O roteirista de um filme de ficção tem controle total sobre o universo que cria. Tem controle total sobre os caminhos da trama, sobre o destino de cada personagem. Sobre o começo, o meio e o fim da história. Ou seja: o roteirista de ficção é uma espécie de deus.

É claro que o ideal, ao escrever um roteiro de ficção, é criar personagens tão profundos que sejam capazes de se libertar da tirania do roteirista e fazer suas próprias escolhas, dizer suas próprias palavras, seguir seu próprio caminho. Mas, mesmo quando isso acontece, o roteirista continua por cima, mandachuva supremo. Suas palavras, impressas no papel, ganharão vida.

Escrever roteiro de documentário é outra coisa. Nesse caso, é quase impossível assumir o controle da narrativa e dos personagens do filme antes que ele seja filmado. Isso acontece porque, quando faz um documentário, o roteirista divide o posto de deus com o mundo real, com a natureza dos personagens.

Geralmente, o roteiro de um doc é construído depois das gravações. O profissional do roteiro é chamado para assistir a todo o material gravado e, a partir dele, montar uma estrutura narrativa para o filme.

Quando um realizador sai, com uma câmera na mão, para fazer um doc, ele nunca tem certeza absoluta do que encontrará pela frente. Seus entrevistados não são atores profissionais, capazes de repetir a fala até a tomada ideal. Seus cenários não são construídos. Sua matéria-prima é a realidade, com todos os imprevistos que ela certamente vai gerar.

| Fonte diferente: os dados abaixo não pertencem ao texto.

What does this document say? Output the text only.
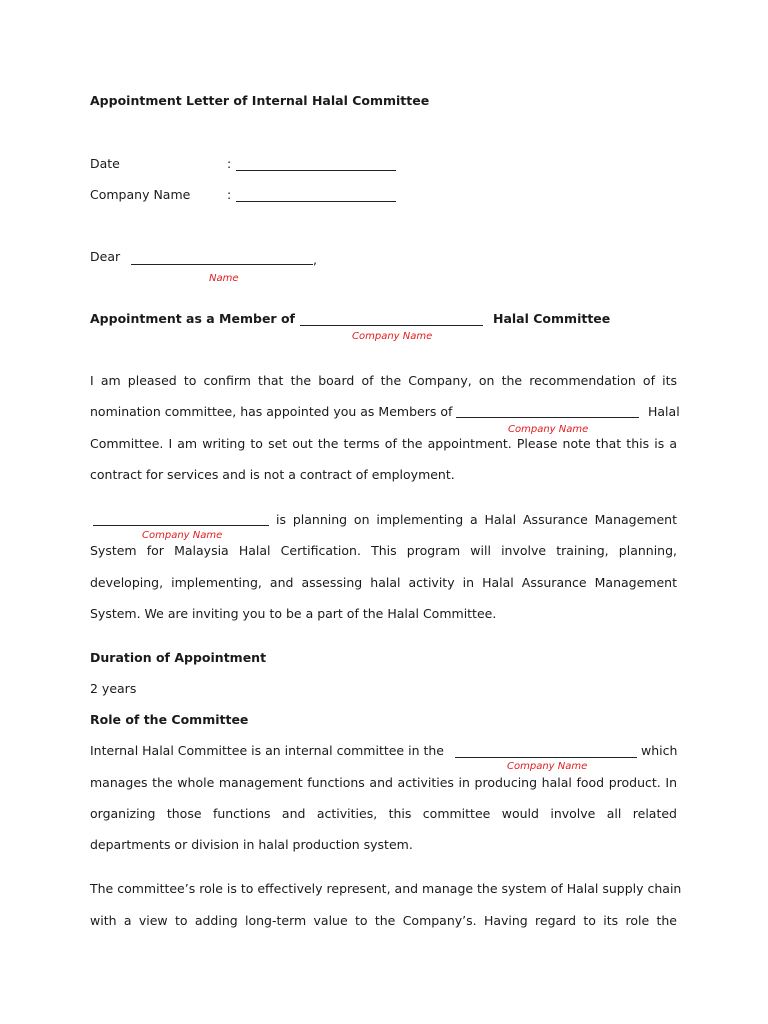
Appointment Letter of Internal Halal Committee
Date	:
Company Name	:
Dear	,
Name
Appointment as a Member of	Halal Committee
Company Name
I am pleased to confirm that the board of the Company, on the recommendation of its
nomination committee, has appointed you as Members of	Halal
Company Name
Committee. I am writing to set out the terms of the appointment. Please note that this is a
contract for services and is not a contract of employment.
is planning on implementing a Halal Assurance Management
Company Name
System for Malaysia Halal Certification. This program will involve training, planning,
developing, implementing, and assessing halal activity in Halal Assurance Management
System. We are inviting you to be a part of the Halal Committee.
Duration of Appointment
2 years
Role of the Committee
Internal Halal Committee is an internal committee in the	which
Company Name
manages the whole management functions and activities in producing halal food product. In
organizing those functions and activities, this committee would involve all related
departments or division in halal production system.
The committee’s role is to effectively represent, and manage the system of Halal supply chain
with a view to adding long-term value to the Company’s. Having regard to its role the
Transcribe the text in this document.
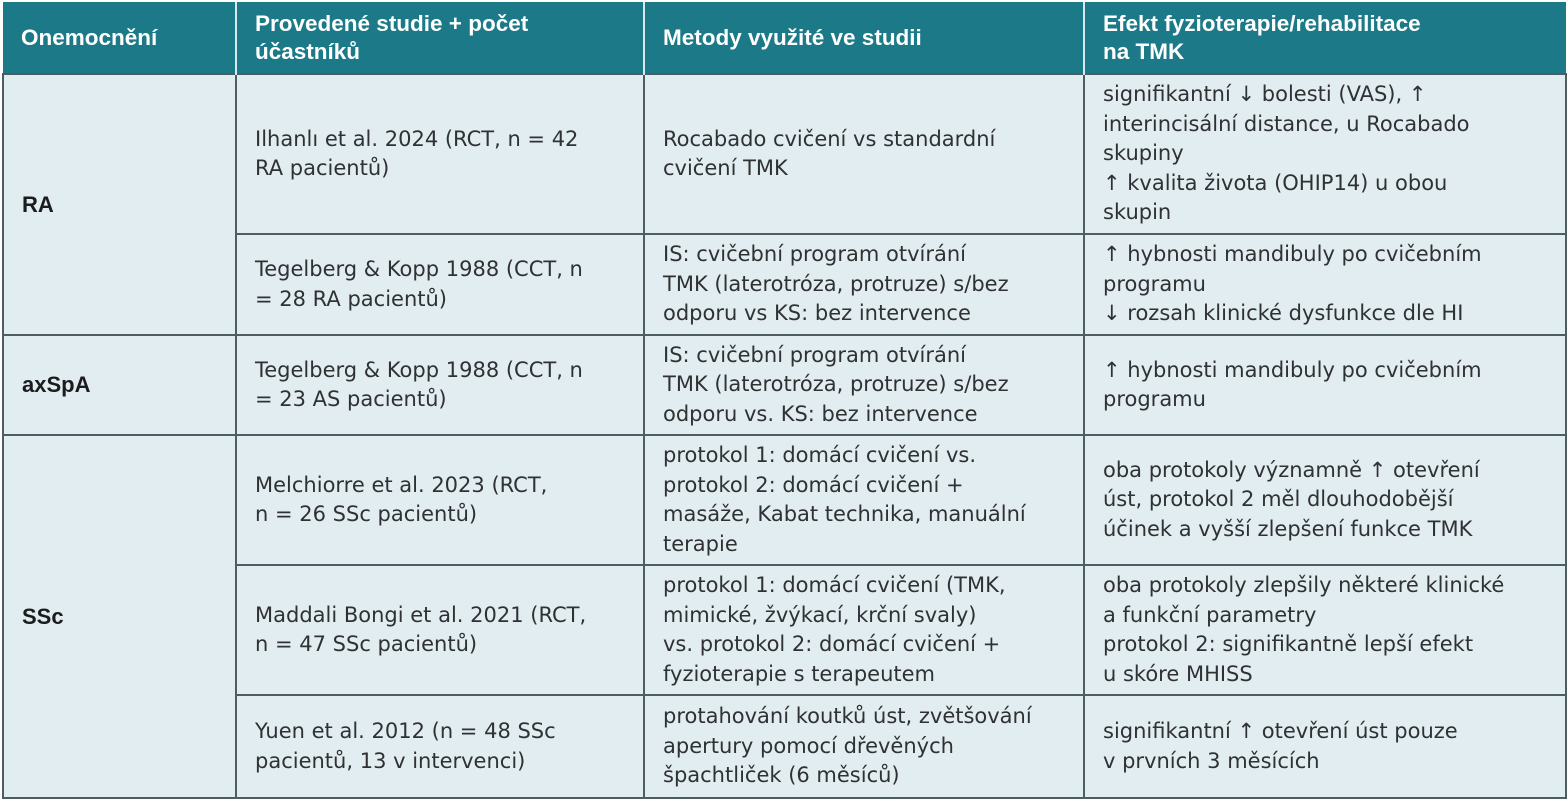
Onemocnění	Provedené studie + počet
účastníků	Metody využité ve studii	Efekt fyzioterapie/rehabilitace
na TMK

RA	Ilhanlı et al. 2024 (RCT, n = 42
RA pacientů)	Rocabado cvičení vs standardní
cvičení TMK	signifikantní ↓ bolesti (VAS), ↑
interincisální distance, u Rocabado
skupiny
↑ kvalita života (OHIP14) u obou
skupin

	Tegelberg & Kopp 1988 (CCT, n
= 28 RA pacientů)	IS: cvičební program otvírání
TMK (laterotróza, protruze) s/bez
odporu vs KS: bez intervence	↑ hybnosti mandibuly po cvičebním
programu
↓ rozsah klinické dysfunkce dle HI

axSpA	Tegelberg & Kopp 1988 (CCT, n
= 23 AS pacientů)	IS: cvičební program otvírání
TMK (laterotróza, protruze) s/bez
odporu vs. KS: bez intervence	↑ hybnosti mandibuly po cvičebním
programu

SSc	Melchiorre et al. 2023 (RCT,
n = 26 SSc pacientů)	protokol 1: domácí cvičení vs.
protokol 2: domácí cvičení +
masáže, Kabat technika, manuální
terapie	oba protokoly významně ↑ otevření
úst, protokol 2 měl dlouhodobější
účinek a vyšší zlepšení funkce TMK

	Maddali Bongi et al. 2021 (RCT,
n = 47 SSc pacientů)	protokol 1: domácí cvičení (TMK,
mimické, žvýkací, krční svaly)
vs. protokol 2: domácí cvičení +
fyzioterapie s terapeutem	oba protokoly zlepšily některé klinické
a funkční parametry
protokol 2: signifikantně lepší efekt
u skóre MHISS

	Yuen et al. 2012 (n = 48 SSc
pacientů, 13 v intervenci)	protahování koutků úst, zvětšování
apertury pomocí dřevěných
špachtliček (6 měsíců)	signifikantní ↑ otevření úst pouze
v prvních 3 měsících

Antes de o documentário ser filmado, o roteirista pode contribuir com a busca por um tema, com a definição do conceito, com o tom que talvez prevaleça na abordagem do assunto, com a escolha de entrevistados, com a elaboração das perguntas. Mas não é capaz de controlar o que cada personagem dirá ou sentirá. Não é capaz de controlar o que o acaso trará de bom ou ruim para a frente da câmera.

Ao escrever um documentário, o roteirista é um simples mortal, tentando extrair, como qualquer pessoa, algum sentido da nossa realidade tão complicada.